MoLe-VLA: Dynamic Layer-skipping Vision Language Action Model via Mixture-of-Layers for Efficient Robot Manipulation

This paper tries to skip adjacent layers to reduce high computation of current VLA models since:

Current VLA models have low inference frequency (5-12 Hz running VLA on RTX 4090, while 50-1000 Hz generally on robotic arms)
Using all 24 layers of the Flamingo model improves task success rates by only 3.2% compared to using 6 layers.
The cosine similarity between consecutive layers outputs exceeds 90%, while features from the first and last layers differ significantly.

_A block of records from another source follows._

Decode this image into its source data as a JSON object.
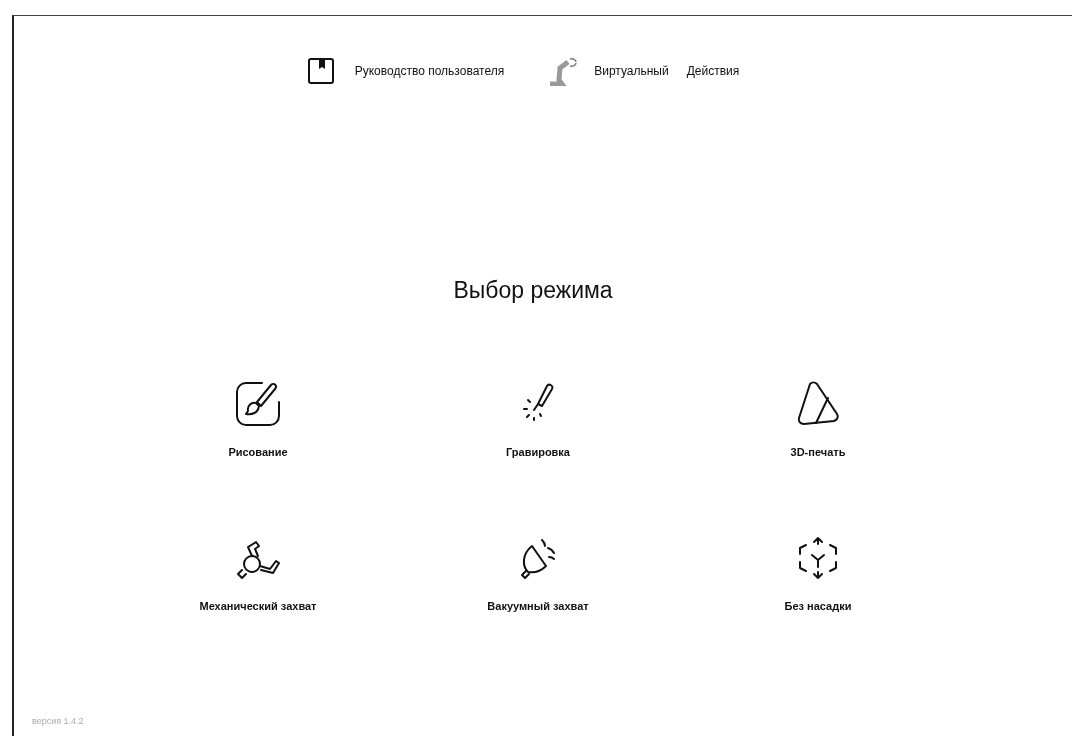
{
  "header": {
    "items": [
      {
        "kind": "manual",
        "label": "Руководство пользователя"
      },
      {
        "kind": "robot",
        "label": "Виртуальный"
      },
      {
        "kind": "text",
        "label": "Действия"
      }
    ]
  },
  "title": "Выбор режима",
  "modes": [
    {
      "kind": "drawing",
      "label": "Рисование"
    },
    {
      "kind": "engraving",
      "label": "Гравировка"
    },
    {
      "kind": "print3d",
      "label": "3D-печать"
    },
    {
      "kind": "gripper",
      "label": "Механический захват"
    },
    {
      "kind": "vacuum",
      "label": "Вакуумный захват"
    },
    {
      "kind": "none",
      "label": "Без насадки"
    }
  ],
  "version": "версия 1.4.2"
}
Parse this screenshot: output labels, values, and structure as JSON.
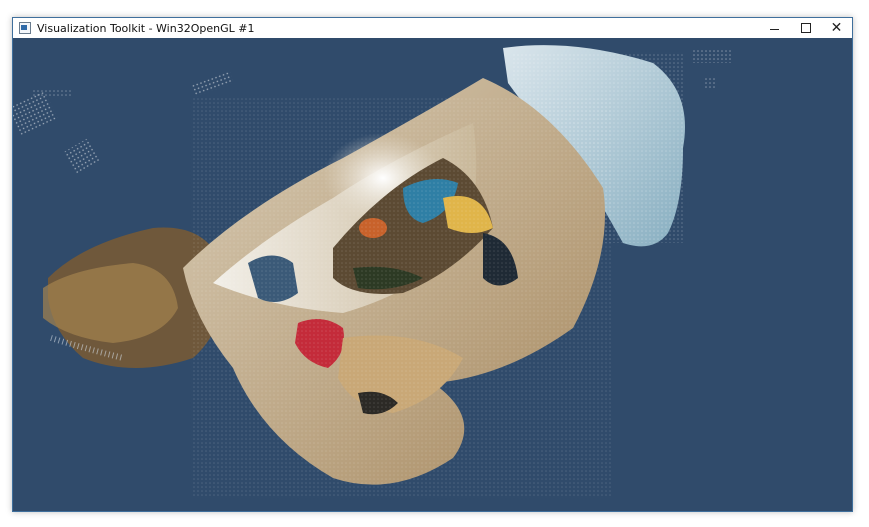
{
  "window": {
    "title": "Visualization Toolkit - Win32OpenGL #1",
    "icon": "vtk-window-icon",
    "controls": {
      "minimize": "minimize-icon",
      "maximize": "maximize-icon",
      "close": "close-icon"
    }
  },
  "viewport": {
    "background_color": "#304b6b",
    "content": "3d-point-cloud-render"
  }
}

Several key information of MoLe VLA:

Drawing inspiration from the Shadow Brain Hypothesis, they try to mimics the signal flow in the human brain and enables dynamic layer activation via a router to improve model efficiency.
Proposing a spatial-temporal information layer-decision router, STAR, to leverage the spatial information of the inputs.
Proposing a self-knowledge distillation paradigm, CogKD, to recover cognitive information lost due to layer-skipping in sparse LLMs.

Training

The single-view RGB input is resized to $224 \times 224$ , and the robot state is aligned with the predicted actions (7 DOF ee poses).
Trained with batch size of 64*8 and 8 diffusion steps per sample, using pre-trained weights for the vision and language modules.
The vision module (vision tower) is freezed, and the LLM module (LLaMA-2) and the action module (diffusion) are trained end-to-end with a constant learning rate of $2 \times 1 0^{- 5}$ for $1 K$ iterations.
It was trained on $8$ A800 GPUs in 1.5 hours using PyTorch’s Fully Sharded Data Parallel (FSDP) framework.
The learning rate of MLLM and action head is $2 e - 5$ . The learning rate schedule is constant. The warmup steps are 2500. The LSTM and MLP dropout is 0.4. The training epochs is set to 100.